Friday, August 28, 2009

Things I'd Like to See This Weekend on C-SPAN's "Book TV"

Saturday
10:00 am Glenn Beck
The cable news pundit discusses his ongoing problems with sponsors. More than forty companies have pulled their advertising from Beck's Fox News Channel show over his statement that President Barack Obama is a racist. Now he faces similar difficulties with several of his published books. Recently the word "idiots" was removed from the title of Beck's Arguing with Idiots following a carefully orchestrated campaign by a determined, well-organized group of idiots; Thomas Paine returned from the dead to demand that all references to him and his treatise Common Sense be purged from Glenn Beck's Common Sense; and Jesus has pulled the word "Christmas" from Beck's novel The Christmas Sweater.

2:00 pm Child & Child
The phenomenal revival of interest in Julia Child, spurred by the success of the film Julie & Julia (based on Julia Powell's book), has inspired a new Child-related book project--one that will posthumously fulfill the late cookbook author's frustrated ambitions to be a novelist.

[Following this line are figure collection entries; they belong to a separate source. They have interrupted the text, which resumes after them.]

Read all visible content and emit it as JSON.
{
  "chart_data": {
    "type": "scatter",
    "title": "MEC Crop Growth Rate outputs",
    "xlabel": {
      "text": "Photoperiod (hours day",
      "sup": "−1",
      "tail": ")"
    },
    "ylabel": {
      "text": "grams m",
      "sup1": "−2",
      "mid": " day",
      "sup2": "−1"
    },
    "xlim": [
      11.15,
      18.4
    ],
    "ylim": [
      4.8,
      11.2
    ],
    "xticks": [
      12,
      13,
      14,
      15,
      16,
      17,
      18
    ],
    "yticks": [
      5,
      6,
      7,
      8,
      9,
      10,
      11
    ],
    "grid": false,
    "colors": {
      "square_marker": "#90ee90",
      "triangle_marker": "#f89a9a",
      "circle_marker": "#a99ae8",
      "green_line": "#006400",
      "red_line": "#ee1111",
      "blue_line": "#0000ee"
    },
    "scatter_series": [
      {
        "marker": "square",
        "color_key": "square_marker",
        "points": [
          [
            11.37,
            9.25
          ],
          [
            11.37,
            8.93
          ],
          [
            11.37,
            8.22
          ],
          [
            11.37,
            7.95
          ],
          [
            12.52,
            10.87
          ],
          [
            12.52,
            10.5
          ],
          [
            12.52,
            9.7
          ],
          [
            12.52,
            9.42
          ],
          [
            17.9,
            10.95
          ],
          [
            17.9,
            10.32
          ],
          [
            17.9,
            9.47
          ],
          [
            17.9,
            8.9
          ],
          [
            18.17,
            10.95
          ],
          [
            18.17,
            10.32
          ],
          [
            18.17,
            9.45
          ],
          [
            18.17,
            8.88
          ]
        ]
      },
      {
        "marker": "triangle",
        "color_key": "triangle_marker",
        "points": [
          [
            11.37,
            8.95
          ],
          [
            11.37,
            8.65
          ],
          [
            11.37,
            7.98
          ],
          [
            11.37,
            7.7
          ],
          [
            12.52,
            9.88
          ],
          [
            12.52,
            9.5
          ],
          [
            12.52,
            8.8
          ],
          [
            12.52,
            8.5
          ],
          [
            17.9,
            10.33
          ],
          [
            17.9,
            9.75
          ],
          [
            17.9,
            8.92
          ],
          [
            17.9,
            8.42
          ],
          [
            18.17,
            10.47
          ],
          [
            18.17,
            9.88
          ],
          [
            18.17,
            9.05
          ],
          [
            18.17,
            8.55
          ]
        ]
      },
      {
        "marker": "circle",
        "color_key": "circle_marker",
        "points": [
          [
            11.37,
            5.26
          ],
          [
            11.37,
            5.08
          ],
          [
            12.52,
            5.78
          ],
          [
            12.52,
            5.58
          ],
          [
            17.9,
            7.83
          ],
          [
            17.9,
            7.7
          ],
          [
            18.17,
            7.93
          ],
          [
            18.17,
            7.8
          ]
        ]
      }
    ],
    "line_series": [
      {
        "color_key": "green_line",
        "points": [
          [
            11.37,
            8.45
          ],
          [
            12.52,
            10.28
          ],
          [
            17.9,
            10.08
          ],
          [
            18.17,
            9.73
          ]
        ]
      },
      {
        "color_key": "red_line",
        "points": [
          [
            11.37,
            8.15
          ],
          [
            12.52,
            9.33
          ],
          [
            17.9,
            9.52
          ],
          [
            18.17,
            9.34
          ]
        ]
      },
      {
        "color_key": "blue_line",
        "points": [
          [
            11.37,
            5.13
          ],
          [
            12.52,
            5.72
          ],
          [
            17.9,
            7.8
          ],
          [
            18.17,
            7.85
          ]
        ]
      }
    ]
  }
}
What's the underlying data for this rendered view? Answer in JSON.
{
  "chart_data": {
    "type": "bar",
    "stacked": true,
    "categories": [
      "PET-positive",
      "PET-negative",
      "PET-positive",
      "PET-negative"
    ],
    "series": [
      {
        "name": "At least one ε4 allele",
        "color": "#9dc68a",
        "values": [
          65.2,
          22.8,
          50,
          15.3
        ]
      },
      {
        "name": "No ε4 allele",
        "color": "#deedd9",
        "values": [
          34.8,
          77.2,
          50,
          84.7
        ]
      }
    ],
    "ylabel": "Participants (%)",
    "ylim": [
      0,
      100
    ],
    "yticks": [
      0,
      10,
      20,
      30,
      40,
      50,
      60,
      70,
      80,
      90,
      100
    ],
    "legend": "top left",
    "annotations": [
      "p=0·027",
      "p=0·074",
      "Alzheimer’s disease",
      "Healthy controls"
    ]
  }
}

Here thriller writer Lee Child discusses his forthcoming book Child & Child, in which rugged hero Jack Reacher attempts to make Julia Child's tricky Coq au Vin recipe, dogged by agents of the CIA (Culinary Institute of America) who are determined to see him fail. The novel opens with a bang as Reacher, in the process of preparing his ingredients, beats the crap out of a chicken.

Sunday
11:00 am Obama's Beach Reads
The White House was careful to announce the list of books that President Obama planned to take on vacation--five acclaimed and respectable works of fiction and nonfiction, including David McCullough's John Adams, Thomas Friedman's Hot, Flat and Crowded, and Kent Haruf's Plainsong. Here White House press secretary Robert Gibbs tries to explain a widely-circulated photo of the President lying on a beach in Martha's Vineyard reading Tucker Max's I Hope They Serve Beer in Hell, with copies of Chelsea Handler's My Horizontal Life and Tori Spelling's Mommywood lying in the sand nearby. At first Gibbs calls it an attempt to smear the President, though he later insists this was a reference to an incident involving sunscreen.

2:00 pm Obscure Dickens
A series profiling lesser-known Dickens characters. This week: Abie Cadabra, wily magician in David Copperfield who teaches the title character how to make an elephant disappear.